Nazim Hikmet (1902-1963), the greatest modern Turkish poet was a political prisoner in Turkey for eighteen years and spent the last thirteen years of his life in exile. Banned in his own country for thirty years, his poetry has been translated into more than fifty languages, and today he is recognized world-wide as one of the twentieth century's great international poets. This revised and enlarged selection of his finest work enables us at last to hear, in a single volume, the full range of his distinctive voice in the highly acclaimed versions that have made him an influential presence in contemporary poetry.


Water

Water

PDF Water Download

  • Author: Giulio Boccaletti
  • Publisher: Vintage
  • ISBN: 0525566007
  • Category : Political Science
  • Languages : en
  • Pages : 401

Spanning millennia and continents, a revealing history that “tackles the most important story of our time: our relationship with water in a world of looming scarcity” (Kelly McEvers, NPR Host). "Far more than a biography of its nominal subject ... The book stands as a compelling history of civilization itself." —The Wall Street Journal Book Review Writing with authority and brio, Giulio Boc­caletti—honorary research associate at the Smith School of Enterprise and the Environment, Univer­sity of Oxford—shrewdly combines environmental and social history, beginning with the earliest civ­ilizations of sedentary farmers on the banks of the Nile, the Tigris, and the Euphrates Rivers.

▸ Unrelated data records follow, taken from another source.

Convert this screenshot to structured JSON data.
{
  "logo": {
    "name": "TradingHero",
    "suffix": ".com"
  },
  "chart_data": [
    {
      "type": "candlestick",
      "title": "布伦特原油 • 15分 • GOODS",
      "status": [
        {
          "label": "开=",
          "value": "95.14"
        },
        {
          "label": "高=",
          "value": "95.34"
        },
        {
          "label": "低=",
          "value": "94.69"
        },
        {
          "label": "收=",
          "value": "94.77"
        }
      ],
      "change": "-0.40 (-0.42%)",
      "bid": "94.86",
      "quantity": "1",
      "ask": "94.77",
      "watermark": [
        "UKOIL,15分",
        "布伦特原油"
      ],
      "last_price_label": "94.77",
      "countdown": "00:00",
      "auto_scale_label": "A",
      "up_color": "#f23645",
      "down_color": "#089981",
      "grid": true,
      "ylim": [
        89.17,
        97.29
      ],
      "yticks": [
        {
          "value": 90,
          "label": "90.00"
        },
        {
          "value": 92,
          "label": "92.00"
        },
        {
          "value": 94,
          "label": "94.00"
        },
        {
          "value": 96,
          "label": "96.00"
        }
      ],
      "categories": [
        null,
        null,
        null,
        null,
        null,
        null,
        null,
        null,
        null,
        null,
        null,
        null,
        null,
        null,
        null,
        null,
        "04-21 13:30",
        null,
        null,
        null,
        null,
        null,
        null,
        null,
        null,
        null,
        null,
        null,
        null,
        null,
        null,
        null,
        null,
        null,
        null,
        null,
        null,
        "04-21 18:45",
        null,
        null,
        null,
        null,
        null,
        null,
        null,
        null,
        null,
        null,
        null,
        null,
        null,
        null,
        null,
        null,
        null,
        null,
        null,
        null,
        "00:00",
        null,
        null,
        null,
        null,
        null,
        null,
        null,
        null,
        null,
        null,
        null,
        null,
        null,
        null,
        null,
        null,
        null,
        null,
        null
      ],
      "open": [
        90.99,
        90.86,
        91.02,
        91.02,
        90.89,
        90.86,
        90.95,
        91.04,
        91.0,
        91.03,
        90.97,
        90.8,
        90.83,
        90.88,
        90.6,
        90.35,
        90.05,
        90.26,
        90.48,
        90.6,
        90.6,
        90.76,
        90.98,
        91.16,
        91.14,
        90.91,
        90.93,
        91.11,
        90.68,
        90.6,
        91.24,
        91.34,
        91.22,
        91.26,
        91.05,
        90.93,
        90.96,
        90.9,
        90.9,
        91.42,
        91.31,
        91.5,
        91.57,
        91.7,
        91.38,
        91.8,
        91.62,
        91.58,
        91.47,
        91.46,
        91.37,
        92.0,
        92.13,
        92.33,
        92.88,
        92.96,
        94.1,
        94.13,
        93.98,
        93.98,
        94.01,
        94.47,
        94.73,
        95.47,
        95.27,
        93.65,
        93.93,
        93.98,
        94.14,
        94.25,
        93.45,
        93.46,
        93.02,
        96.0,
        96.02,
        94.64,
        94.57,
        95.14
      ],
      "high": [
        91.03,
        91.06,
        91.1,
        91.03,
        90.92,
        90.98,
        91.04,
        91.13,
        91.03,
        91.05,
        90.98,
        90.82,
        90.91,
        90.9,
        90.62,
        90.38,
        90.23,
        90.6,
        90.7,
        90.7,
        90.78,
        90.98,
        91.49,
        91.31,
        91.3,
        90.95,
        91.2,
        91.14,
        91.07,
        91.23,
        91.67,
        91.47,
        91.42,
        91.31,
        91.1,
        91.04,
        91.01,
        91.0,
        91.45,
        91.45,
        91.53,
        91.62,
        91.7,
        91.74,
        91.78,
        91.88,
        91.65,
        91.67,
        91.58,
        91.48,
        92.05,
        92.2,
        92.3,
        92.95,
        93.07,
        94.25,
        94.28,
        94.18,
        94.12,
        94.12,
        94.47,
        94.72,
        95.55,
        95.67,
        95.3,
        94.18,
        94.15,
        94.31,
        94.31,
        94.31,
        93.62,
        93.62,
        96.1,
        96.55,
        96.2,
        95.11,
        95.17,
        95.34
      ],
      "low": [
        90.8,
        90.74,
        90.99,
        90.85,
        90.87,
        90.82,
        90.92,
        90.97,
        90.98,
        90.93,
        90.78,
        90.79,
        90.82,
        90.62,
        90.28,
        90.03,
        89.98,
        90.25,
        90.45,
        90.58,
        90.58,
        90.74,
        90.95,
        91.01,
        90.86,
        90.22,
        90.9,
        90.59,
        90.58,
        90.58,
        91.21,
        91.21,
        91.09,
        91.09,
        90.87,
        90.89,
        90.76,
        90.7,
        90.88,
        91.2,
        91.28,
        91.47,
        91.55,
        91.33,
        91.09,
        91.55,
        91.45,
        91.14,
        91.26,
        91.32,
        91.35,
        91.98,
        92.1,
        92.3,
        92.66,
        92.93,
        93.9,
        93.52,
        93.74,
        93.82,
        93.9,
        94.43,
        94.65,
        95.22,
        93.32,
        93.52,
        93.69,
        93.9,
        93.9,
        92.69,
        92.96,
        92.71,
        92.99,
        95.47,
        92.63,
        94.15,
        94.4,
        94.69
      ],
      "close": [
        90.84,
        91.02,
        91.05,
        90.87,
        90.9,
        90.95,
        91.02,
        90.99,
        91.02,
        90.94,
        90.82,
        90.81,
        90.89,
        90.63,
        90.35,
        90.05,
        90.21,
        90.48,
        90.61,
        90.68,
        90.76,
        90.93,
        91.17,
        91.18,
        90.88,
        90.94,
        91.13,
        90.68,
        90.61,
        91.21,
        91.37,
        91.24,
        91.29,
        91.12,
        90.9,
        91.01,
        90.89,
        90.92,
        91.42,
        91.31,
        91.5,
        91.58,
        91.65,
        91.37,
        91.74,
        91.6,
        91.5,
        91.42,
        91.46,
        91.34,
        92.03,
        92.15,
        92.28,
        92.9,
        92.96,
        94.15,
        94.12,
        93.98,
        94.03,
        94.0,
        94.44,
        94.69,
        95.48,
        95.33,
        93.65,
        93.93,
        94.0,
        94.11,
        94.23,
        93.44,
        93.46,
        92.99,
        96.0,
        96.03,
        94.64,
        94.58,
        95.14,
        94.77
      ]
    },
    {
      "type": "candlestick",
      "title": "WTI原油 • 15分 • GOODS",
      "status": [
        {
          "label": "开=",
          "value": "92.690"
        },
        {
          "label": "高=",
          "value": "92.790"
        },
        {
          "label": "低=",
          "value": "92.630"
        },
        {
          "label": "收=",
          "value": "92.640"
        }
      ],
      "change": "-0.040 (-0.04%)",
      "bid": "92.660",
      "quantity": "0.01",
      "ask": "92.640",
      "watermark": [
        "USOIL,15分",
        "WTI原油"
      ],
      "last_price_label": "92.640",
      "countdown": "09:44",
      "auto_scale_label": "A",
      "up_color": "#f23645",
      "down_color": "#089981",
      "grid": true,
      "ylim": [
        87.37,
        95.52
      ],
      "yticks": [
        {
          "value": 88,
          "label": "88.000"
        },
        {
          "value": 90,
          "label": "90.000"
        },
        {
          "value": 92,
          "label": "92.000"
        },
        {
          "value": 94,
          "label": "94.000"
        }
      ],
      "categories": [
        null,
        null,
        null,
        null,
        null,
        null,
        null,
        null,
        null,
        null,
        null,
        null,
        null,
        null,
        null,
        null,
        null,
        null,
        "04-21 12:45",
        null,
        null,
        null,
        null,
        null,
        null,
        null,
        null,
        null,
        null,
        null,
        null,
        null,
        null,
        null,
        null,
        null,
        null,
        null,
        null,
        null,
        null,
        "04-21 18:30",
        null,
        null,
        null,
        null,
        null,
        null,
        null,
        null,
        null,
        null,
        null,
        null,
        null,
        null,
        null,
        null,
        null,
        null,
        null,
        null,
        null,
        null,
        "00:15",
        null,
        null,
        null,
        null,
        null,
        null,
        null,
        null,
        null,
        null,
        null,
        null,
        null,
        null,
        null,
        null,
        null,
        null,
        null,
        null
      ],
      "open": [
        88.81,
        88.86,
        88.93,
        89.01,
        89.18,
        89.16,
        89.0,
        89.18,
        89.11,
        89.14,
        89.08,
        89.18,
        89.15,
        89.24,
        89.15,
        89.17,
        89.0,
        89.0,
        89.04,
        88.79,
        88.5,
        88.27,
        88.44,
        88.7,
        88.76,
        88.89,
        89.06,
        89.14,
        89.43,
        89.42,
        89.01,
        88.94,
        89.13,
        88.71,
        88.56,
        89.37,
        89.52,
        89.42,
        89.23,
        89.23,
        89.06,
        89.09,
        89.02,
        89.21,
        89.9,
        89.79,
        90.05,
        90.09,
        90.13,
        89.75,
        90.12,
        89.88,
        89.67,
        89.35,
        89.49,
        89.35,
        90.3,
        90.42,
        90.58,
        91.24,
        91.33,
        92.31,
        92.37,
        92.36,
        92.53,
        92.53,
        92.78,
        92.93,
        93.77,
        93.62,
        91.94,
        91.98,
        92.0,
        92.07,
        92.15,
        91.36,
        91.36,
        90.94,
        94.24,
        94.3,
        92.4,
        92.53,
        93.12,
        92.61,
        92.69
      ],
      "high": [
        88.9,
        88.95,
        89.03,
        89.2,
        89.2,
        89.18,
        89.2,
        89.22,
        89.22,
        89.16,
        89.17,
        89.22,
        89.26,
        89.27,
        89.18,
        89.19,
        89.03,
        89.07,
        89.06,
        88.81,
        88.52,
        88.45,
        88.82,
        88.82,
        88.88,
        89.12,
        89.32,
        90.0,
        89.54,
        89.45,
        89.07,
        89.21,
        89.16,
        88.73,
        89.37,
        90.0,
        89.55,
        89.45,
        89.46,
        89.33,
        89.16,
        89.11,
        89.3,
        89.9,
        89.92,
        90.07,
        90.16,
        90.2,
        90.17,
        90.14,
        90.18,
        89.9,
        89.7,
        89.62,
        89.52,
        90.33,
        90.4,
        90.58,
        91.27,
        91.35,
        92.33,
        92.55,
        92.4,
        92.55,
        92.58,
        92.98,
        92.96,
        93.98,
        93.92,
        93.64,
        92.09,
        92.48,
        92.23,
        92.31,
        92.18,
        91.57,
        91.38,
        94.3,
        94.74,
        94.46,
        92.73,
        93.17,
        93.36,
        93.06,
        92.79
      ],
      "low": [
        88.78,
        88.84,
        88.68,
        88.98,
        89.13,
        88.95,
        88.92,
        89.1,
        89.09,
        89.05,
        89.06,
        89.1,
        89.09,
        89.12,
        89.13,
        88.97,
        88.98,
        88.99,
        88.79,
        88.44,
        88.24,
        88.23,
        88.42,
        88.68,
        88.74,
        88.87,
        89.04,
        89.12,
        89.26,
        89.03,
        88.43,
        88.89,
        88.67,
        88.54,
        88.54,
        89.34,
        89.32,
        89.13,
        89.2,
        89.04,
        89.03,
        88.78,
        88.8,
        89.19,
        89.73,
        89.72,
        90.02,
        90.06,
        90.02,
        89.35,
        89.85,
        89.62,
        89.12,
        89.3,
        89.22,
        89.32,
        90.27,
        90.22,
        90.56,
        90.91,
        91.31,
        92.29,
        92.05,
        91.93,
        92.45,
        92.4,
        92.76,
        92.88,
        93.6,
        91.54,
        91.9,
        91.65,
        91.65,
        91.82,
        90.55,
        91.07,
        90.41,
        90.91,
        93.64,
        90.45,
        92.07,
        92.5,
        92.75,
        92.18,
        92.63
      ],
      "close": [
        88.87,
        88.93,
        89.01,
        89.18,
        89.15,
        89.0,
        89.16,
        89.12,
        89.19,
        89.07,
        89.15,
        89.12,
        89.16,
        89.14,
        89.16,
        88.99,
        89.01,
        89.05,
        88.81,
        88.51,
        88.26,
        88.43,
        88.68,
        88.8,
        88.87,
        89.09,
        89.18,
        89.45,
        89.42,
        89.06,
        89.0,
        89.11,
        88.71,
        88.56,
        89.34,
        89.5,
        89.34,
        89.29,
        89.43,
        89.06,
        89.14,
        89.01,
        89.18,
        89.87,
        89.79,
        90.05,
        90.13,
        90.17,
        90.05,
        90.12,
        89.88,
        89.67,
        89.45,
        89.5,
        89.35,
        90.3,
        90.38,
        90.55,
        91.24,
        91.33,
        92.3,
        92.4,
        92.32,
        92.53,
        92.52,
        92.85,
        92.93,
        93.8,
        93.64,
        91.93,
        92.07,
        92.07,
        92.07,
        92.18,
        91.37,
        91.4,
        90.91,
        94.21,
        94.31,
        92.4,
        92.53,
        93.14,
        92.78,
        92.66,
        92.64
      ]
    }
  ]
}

Even as he describes how these societies were made possible by sea-level changes from the last glacial melt, he incisively examines how this type of farming led to irrigation and multiple cropping, which, in turn, led to a population explosion and labor specialization. We see with clarity how irrigation’s structure informed social structure (inventions such as the calendar sprung from agricultural necessity); how in ancient Greece, the communal ownership of wells laid the groundwork for democracy; how the Greek and Roman experiences with water security resulted in systems of taxation; and how the modern world as we know it began with a legal framework for the development of water infrastructure. Extraordinary for its monumental scope and piercing insightfulness, Water: A Biography richly enlarges our understanding of our relationship to—and fundamental reliance on—the most elemental substance on earth.